Il noto giornalista ha rilasciato alcune dichiarazioni in merito all'eventuale ripresa o meno del calcio in Italia.
Il giornalista, Maurizio Pistocchi, ha rilasciato alcune dichiarazioni durante la trasmissione sportiva Radio Goal su Radio Kiss Kiss Napoli. "Ci sono molte perplessità da parte degli addetti ai lavori e anche da parte dei calciatori. Il vero problema sono gli asintomatici. I test non sono stati fatti su scala nazionale. Quindi il rischio che ci siano degli infettati, c’è. Il calcio italiano se perde questa stagione rischia di saltare per aria. Ci sono dei soldi importanti che ballano. Le due emittenti televisive che trasmettono le partite non hanno pagato l’ultima rata di circa 150 milioni di euro. Se si dovesse fermare tutto qui, i soldi che ballerebbero sarebbero il doppio: sui 300 milioni. Dobbiamo sperare che l’attuale situazione epidemiologica positiva del Paese continui anche nel mondo del calcio".

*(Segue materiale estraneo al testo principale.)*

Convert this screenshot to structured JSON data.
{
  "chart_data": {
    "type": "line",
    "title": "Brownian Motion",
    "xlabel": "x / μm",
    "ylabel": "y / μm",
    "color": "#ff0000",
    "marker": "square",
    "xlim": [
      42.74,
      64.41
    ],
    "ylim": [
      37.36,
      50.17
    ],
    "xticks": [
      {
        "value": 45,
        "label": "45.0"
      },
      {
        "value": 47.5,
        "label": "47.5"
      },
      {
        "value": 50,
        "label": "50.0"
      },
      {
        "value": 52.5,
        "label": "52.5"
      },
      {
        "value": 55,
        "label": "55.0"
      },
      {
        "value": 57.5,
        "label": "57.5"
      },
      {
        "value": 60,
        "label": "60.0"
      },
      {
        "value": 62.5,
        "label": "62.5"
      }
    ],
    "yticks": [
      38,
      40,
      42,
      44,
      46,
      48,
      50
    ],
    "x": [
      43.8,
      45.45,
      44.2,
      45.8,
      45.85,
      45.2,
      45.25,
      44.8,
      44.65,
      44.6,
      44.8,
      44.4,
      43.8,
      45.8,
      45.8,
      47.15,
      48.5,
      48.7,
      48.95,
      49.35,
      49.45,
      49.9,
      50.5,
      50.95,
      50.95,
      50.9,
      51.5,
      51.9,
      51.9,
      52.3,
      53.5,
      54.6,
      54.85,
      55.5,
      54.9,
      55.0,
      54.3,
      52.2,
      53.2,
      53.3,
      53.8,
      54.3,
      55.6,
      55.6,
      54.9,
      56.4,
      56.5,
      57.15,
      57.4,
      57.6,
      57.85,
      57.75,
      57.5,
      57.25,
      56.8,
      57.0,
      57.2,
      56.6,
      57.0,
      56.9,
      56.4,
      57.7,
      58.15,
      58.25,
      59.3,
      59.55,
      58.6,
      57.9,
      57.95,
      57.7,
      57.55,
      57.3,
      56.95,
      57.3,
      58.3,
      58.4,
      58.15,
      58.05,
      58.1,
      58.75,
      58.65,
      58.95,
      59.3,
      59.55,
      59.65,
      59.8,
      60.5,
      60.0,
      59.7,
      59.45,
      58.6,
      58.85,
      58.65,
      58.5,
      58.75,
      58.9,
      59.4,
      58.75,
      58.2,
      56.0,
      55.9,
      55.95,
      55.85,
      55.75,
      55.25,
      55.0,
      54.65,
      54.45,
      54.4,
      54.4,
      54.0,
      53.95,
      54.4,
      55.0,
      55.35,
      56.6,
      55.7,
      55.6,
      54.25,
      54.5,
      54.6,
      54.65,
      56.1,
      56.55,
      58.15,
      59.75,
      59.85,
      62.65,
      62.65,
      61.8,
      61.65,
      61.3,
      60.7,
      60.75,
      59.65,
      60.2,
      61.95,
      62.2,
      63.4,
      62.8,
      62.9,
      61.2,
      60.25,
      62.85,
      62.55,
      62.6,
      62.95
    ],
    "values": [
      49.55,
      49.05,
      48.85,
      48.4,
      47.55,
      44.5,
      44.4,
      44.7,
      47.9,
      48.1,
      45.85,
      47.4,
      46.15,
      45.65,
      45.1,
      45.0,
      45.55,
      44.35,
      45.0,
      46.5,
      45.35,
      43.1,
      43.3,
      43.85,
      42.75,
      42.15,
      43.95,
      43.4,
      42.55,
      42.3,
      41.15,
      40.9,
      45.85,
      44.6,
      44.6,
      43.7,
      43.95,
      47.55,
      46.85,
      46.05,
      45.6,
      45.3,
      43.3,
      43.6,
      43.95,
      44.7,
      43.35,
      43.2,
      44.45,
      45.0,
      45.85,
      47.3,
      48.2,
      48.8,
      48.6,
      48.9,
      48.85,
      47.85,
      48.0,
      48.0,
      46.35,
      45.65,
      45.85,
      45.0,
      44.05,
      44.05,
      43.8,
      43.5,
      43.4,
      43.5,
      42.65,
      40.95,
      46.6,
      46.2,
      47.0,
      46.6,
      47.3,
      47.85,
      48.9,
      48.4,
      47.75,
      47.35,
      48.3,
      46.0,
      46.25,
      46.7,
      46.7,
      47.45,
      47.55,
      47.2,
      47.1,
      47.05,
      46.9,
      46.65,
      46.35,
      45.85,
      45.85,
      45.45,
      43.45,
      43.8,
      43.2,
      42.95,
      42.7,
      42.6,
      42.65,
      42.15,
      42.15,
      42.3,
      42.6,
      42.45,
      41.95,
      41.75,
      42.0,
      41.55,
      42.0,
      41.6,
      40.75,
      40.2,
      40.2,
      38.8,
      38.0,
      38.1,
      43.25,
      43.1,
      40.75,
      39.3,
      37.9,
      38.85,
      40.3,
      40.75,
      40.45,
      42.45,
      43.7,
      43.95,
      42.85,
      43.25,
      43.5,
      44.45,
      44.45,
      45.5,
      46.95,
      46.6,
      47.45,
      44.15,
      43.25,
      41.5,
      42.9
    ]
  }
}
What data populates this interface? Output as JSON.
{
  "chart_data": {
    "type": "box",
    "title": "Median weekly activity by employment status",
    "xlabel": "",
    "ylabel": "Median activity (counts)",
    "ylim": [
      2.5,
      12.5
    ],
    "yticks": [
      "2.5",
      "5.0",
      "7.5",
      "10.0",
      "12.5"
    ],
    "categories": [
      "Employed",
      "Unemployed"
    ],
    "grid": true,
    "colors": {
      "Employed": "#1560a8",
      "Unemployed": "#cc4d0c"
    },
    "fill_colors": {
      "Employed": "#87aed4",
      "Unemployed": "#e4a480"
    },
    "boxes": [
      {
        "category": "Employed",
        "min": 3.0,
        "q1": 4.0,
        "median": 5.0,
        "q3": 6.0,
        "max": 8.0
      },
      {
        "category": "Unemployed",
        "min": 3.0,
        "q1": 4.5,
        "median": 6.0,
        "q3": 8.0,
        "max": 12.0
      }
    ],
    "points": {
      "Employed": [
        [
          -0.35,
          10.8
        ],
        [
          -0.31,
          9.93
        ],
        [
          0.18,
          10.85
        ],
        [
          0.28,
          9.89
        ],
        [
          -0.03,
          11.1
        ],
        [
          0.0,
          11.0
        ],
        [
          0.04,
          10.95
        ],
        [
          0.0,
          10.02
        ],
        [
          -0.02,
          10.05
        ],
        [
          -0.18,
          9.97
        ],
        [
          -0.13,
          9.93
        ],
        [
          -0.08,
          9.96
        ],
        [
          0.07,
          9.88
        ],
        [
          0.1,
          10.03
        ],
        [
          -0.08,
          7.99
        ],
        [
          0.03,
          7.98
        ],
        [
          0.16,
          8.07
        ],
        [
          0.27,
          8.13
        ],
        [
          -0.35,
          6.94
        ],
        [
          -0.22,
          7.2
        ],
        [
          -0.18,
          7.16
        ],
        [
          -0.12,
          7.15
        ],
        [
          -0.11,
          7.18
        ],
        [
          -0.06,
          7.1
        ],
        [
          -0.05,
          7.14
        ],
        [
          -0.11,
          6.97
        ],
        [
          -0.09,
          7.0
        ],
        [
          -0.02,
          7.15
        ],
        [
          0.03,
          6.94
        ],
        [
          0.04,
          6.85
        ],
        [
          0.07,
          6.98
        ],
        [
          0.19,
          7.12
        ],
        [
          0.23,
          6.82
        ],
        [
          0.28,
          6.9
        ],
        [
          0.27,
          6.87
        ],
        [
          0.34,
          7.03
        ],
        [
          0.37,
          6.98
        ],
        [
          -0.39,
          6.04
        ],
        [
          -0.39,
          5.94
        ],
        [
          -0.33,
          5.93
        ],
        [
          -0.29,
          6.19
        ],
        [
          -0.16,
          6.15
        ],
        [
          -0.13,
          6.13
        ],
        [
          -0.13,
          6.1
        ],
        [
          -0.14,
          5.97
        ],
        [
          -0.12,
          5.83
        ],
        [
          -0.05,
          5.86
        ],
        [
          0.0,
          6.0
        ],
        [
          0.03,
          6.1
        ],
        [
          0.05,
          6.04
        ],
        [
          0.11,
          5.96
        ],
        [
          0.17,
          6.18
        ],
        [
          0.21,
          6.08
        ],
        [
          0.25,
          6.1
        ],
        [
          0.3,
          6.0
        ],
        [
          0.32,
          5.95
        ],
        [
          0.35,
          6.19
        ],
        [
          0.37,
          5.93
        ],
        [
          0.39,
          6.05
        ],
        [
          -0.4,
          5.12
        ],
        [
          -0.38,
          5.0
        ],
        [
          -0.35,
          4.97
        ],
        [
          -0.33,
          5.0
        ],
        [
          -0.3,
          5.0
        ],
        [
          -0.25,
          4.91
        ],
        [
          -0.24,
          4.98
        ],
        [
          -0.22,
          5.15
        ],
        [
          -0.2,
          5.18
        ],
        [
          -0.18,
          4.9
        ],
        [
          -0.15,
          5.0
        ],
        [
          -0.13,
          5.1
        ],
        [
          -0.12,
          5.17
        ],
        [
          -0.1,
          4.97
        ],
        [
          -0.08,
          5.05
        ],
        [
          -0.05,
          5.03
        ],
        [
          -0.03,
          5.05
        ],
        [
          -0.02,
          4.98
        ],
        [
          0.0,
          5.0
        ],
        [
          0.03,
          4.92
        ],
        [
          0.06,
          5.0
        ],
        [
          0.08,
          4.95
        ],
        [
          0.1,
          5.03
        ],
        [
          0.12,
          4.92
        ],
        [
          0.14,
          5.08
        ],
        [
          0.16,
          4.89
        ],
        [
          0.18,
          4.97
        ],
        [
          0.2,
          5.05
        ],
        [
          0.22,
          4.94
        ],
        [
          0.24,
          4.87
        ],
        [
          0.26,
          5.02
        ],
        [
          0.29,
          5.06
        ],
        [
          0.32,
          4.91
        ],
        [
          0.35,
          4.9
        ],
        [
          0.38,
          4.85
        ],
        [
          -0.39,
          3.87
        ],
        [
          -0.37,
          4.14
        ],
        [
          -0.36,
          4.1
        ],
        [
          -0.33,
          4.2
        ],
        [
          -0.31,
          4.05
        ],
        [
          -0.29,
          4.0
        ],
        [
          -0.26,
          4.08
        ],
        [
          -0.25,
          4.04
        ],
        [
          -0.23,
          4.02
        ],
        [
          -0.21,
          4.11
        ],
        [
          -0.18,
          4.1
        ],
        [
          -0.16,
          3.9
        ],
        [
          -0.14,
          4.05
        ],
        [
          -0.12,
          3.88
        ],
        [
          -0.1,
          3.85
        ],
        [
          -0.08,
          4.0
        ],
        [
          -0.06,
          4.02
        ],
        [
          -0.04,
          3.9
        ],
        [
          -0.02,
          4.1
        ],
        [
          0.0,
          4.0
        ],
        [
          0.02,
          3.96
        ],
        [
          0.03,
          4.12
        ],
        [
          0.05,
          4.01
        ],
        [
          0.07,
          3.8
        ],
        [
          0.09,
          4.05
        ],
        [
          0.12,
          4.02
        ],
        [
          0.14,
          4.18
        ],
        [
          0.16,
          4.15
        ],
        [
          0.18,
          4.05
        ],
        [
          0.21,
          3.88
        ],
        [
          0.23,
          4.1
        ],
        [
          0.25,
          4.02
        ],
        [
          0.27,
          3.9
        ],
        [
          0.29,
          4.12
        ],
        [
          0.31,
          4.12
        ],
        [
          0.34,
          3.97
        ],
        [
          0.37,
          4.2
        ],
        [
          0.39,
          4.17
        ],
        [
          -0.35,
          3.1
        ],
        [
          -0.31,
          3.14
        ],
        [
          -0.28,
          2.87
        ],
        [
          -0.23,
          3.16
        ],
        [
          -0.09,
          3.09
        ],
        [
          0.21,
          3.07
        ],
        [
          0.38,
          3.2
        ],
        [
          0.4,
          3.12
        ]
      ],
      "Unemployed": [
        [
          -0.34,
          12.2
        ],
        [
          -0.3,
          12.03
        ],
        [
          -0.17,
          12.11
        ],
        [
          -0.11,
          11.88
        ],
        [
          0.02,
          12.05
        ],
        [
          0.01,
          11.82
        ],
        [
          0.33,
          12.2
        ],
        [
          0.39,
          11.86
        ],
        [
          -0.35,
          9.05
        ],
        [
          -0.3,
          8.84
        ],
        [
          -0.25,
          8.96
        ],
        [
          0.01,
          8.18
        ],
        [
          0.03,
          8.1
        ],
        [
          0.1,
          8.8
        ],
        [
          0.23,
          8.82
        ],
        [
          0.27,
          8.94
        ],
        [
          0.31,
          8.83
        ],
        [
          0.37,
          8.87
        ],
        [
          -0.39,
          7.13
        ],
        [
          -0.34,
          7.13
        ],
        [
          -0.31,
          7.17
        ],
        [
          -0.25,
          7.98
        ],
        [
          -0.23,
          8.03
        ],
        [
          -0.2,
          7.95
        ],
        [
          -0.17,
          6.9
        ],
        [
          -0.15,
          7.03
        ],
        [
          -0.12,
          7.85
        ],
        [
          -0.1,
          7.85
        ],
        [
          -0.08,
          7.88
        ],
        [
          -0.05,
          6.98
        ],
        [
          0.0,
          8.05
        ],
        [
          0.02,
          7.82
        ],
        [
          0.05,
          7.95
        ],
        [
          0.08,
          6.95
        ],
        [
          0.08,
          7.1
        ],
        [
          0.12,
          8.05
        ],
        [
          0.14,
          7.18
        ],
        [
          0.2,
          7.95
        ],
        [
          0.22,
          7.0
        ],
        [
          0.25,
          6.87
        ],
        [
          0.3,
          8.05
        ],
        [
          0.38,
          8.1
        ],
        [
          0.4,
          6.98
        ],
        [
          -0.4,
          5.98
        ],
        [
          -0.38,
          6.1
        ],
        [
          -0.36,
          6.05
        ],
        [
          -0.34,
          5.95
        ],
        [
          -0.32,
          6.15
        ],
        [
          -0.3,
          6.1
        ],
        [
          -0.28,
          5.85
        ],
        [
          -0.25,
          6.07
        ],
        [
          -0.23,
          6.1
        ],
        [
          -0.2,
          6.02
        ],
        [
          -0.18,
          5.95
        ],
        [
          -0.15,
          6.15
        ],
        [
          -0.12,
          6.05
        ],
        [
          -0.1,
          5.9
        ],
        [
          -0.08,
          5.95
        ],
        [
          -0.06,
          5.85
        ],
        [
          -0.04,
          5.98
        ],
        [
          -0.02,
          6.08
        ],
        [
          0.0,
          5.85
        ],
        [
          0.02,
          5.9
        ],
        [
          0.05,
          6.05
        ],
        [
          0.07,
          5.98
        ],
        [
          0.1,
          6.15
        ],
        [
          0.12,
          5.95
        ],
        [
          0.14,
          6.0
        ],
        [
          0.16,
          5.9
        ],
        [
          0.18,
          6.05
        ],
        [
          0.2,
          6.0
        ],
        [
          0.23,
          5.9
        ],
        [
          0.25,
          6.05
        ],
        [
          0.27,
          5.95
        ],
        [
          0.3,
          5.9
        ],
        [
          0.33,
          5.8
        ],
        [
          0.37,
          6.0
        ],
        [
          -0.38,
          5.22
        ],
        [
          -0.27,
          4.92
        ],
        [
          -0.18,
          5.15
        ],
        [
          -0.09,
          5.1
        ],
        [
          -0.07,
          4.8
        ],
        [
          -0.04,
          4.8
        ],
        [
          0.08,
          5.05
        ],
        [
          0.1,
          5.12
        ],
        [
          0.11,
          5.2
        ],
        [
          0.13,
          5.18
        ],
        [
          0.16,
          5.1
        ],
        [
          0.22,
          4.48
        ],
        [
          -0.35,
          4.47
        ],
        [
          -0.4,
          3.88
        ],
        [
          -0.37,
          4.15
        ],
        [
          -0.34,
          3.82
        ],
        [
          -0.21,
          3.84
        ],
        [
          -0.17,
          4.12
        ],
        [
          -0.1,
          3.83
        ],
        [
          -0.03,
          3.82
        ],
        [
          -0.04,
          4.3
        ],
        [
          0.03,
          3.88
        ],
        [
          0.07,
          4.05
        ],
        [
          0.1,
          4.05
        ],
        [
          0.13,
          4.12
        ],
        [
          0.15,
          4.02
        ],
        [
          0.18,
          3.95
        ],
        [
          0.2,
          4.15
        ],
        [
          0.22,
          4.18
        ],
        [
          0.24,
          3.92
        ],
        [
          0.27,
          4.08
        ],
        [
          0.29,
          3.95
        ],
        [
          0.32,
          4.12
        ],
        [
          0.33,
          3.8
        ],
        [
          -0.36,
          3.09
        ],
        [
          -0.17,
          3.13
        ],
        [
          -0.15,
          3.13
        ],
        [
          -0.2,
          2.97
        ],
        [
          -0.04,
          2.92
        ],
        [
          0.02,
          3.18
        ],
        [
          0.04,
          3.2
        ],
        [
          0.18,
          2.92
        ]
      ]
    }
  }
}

Pistocchi prosegue: "Per molti club non ci sono i parametri economici realisti per restare in Serie A perché la situazione debitoria è tale che mancano proprio i presupposti. Ho sempre criticato il modus operandi secondo cui paga sempre uno per tutti. La mancata qualificazione ai mondiali fu una cosa tremenda per il calcio italiano. I problemi non sono solo della federazione ma di tutto l’ambiente politico che gira anche intorno al calcio. In Italia abbiamo fatto gli stadi per Italia 90' ma è stato un disastro. Basti pensare allo Stadio San Paolo, al Delle Alpi. Io ricordo che andai a vedere Italia-Germania al San Paolo ed era uno stadio fantastico. Praticamente tutti gli stadi italiani sono superati. Oggi in Italia andare allo stadio è ancora un sacrificio".